RBI's decision to slash the repo rate by 25 basis point to 6.25 per cent will give a breather to the battered real estate sector as fence-sitting buyers, who have been waiting for a rate cut, may take the plunge now. "As a result of this reduction, we hope that banks will pass on the benefits of the revised rates to the end consumer of loans, thereby making it easier for them to make their purchase decision. For a sector which has been suffering from poor end user demand for some time now, this is a step in the right direction," Shishir Baijal, Chairman & Managing Director, Knight Frank said.
"It is a welcome and unexpectedly positive move. Rate cuts give a substantial push to property buyer sentiments, and it was certainly high time for a cut," Anuj Puri, Chairman, Anarock Property Consultants said. Home loan interest rates have risen by as much as 5 to 7 per cent in the last one year because the RBI hiked its repo rates by 50 basis points over the period. Home loans turning expensive was another factor adversely affecting housing sales, which have been growing only at about 5 to 6 per cent in the last few years. "The rate cut will spur investment and boost demand. Coupled with the budget stimulus for the economy, and the real estate sector in particular, it will impact consumer sentiments positively," Anshuman Magazine, Chairman and CEO, India, South East Asia, Middle East & Africa, CBRE, said.
Rohit Poddar, Managing Director Poddar Housing and Development, said the reduction in the repo rate was expected given lower inflation numbers. "It will stimulate growth in an election year. The cut has changed the current calibrated tightening to a neutral stance," he said. Parth Mehta, Managing Director, Paradigm Realty said the cut was in line with expectations as there is a serious liquidity crunch faced by banks and NBFCs resulting in the dampening of overall business environment. "Since inflation is in check, the cut is a logical move by RBI to induce required liquidity," he said.

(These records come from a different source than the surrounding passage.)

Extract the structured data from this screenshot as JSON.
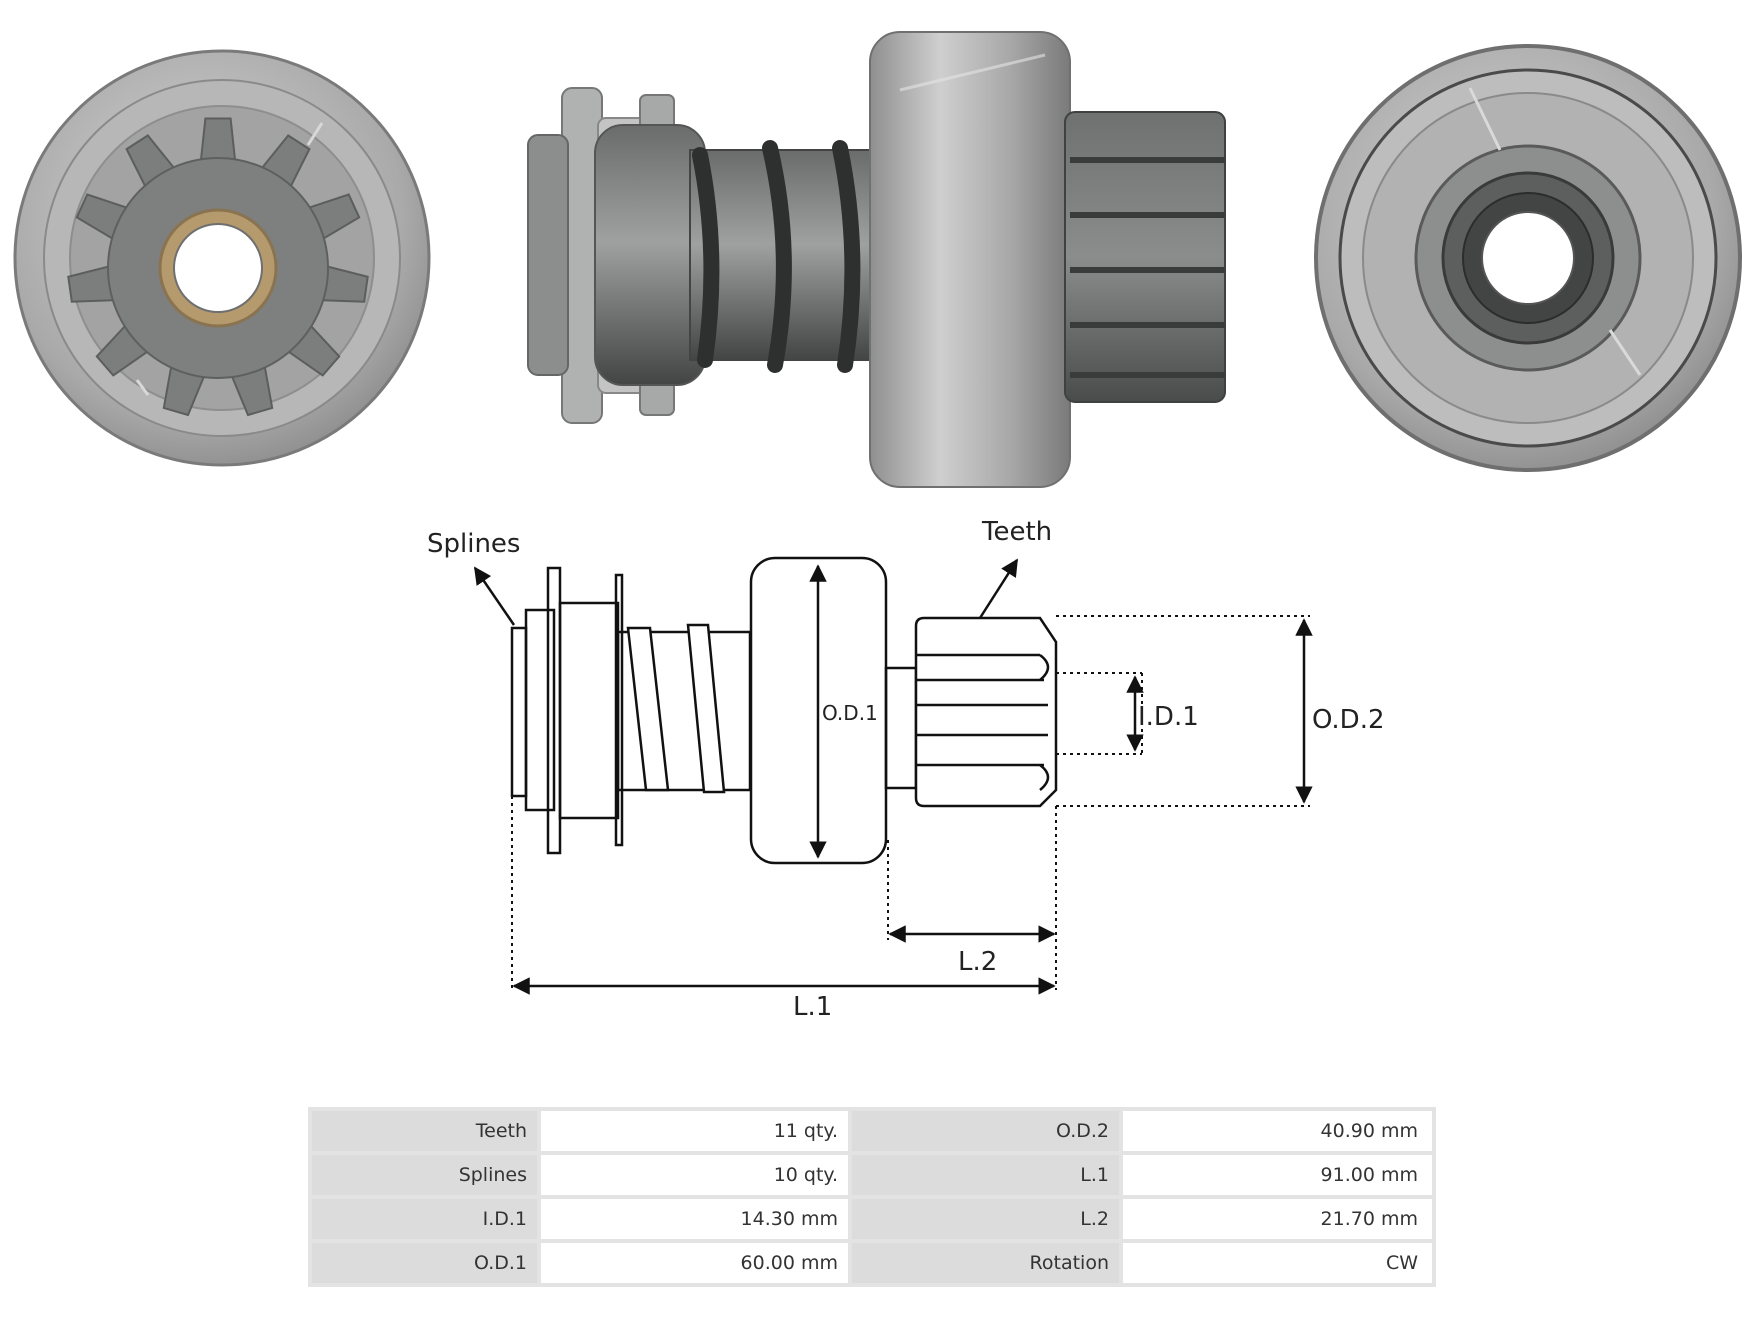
{
  "diagram": {
    "labels": {
      "splines": "Splines",
      "teeth": "Teeth",
      "od1": "O.D.1",
      "id1": "I.D.1",
      "od2": "O.D.2",
      "l1": "L.1",
      "l2": "L.2"
    }
  },
  "specs": {
    "rows": [
      {
        "label1": "Teeth",
        "value1": "11 qty.",
        "label2": "O.D.2",
        "value2": "40.90 mm"
      },
      {
        "label1": "Splines",
        "value1": "10 qty.",
        "label2": "L.1",
        "value2": "91.00 mm"
      },
      {
        "label1": "I.D.1",
        "value1": "14.30 mm",
        "label2": "L.2",
        "value2": "21.70 mm"
      },
      {
        "label1": "O.D.1",
        "value1": "60.00 mm",
        "label2": "Rotation",
        "value2": "CW"
      }
    ]
  },
  "colors": {
    "metal_light": "#c9c9c9",
    "metal_mid": "#9a9a9a",
    "metal_dark": "#5d5f5e",
    "bronze": "#b59a6e",
    "line": "#111111"
  }
}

Puri, however, said the real estate market does not depend only on marginally improved buyer sentiment and there remain larger issues that hold the sector hostage right now. The liquidity issues post the NBFC crisis are a bigger concern. NBFCs and HFCs have seriously curtailed disbursements to developers. Moreover, the repayment capabilities of many developers are also in question," he noted.